AI for Population Health
Our population health AI/ML predictive models help health systems and their community partners identify rising risks for clinical deterioration and access barriers to enable earlier and more targeted interventions. The goal is to move care and prevention upstream and proactively engage individuals in hyper-personalized ways to improve their health and avoid emergency room visits and hospitalizations.
AI/ML Models and Surveillance Systems
AI In Action: Preterm Birth Prevention (PTB) through Early Interventions
To better serve pregnant women, PCCI and the Parkland Community Health Plan (PCHP) developed and implemented an innovative Preterm Birth (PTB) Prevention program that uses a machine learning algorithm, healthcare data, and NMDoH to identify pregnant women who are at a higher risk of PTB within vulnerable communities. The program engages these women through text messages designed to help them better manage their health and proactively seek care during pregnancy.

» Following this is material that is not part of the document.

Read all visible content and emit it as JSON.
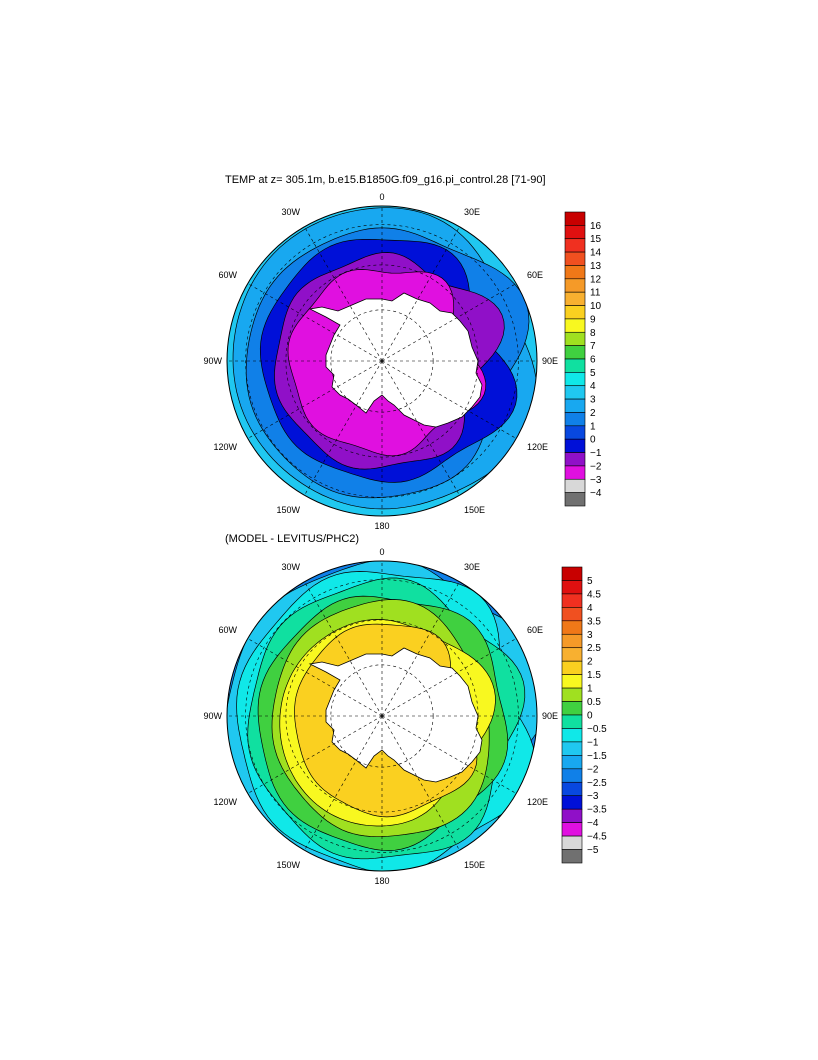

The PTB program consistently risk stratifies about 13,000 pregnant women from vulnerable communities per year. This ongoing program enables early interventions, including enrolling women in a text education and reminder program that has helped reduce preterm birth rates by 20 percent and has increased prenatal doctor visits by 8-15 percent. This translates to millions of dollars in healthcare savings and spares families and children the possibility of a lifetime of challenges due to a premature birth.


Evolution of AI/ML Solutions to Improve Outcomes of Children with Asthma
Asthma is one of the most harmful chronic illnesses facing children in our community. Described as “our children’s comorbidity,” asthma is one of the most common issues that forces children, especially those from vulnerable populations, into our emergency rooms. To help alleviate this crisis, PCCI and Parkland have relied on AI/ML-driven timely diagnosis of rising asthma risk to dynamize proactive clinical and population-level interventions to curb asthma risk among vulnerable children.
PCCI deployed the first AI/ML asthma risk prediction model in 2016 using claims and NMDoH data from PCHP to predict the risk for an asthma emergency department visit (EDV) or hospitalization within 90 days. The AI/ML model proactively identified rising asthma risk and was used to trigger provider notification and population health interventions and engage caregivers via text messaging. The program was successfully implemented within PCHP’s provider network, including Parkland and other community clinics, leading to a 30-40% reduction in asthma-related EDVs within one year of rollout, sustained over five years, but limited to PCHP-insured patients only.
Pediatric Asthma Surveillance System (PASS) for Collective Disease Monitoring
The community-wide effort of PCCI, Parkland, and DCHHS and other community organizations through the Breath for Life & Learn for Life program uncovered the need for creation of a common data source to assess community risk and actionable insights for collective impact interventions. PASS was built as a community-facing dashboard leveraging AI/ML techniques, and social and clinical risk insights to predict pediatric asthma risk, identify risk drivers, and map risk disparities at the ZIP Code and census-tract level.
The PASS interactive dashboard is publicly available at the DCHHS website and has been visited by nearly 3,000 Dallas County residents, honored by the Dallas County Commissioners for its service to asthma sufferers, and described by the Dallas Morning News as “a win for Dallas County.” Community stakeholders now have a single source of precise, timely, and actionable data insights at the micro-geographic level to identify areas at high-risk for poor asthma outcomes and guide coordinated cross-systems collaborations.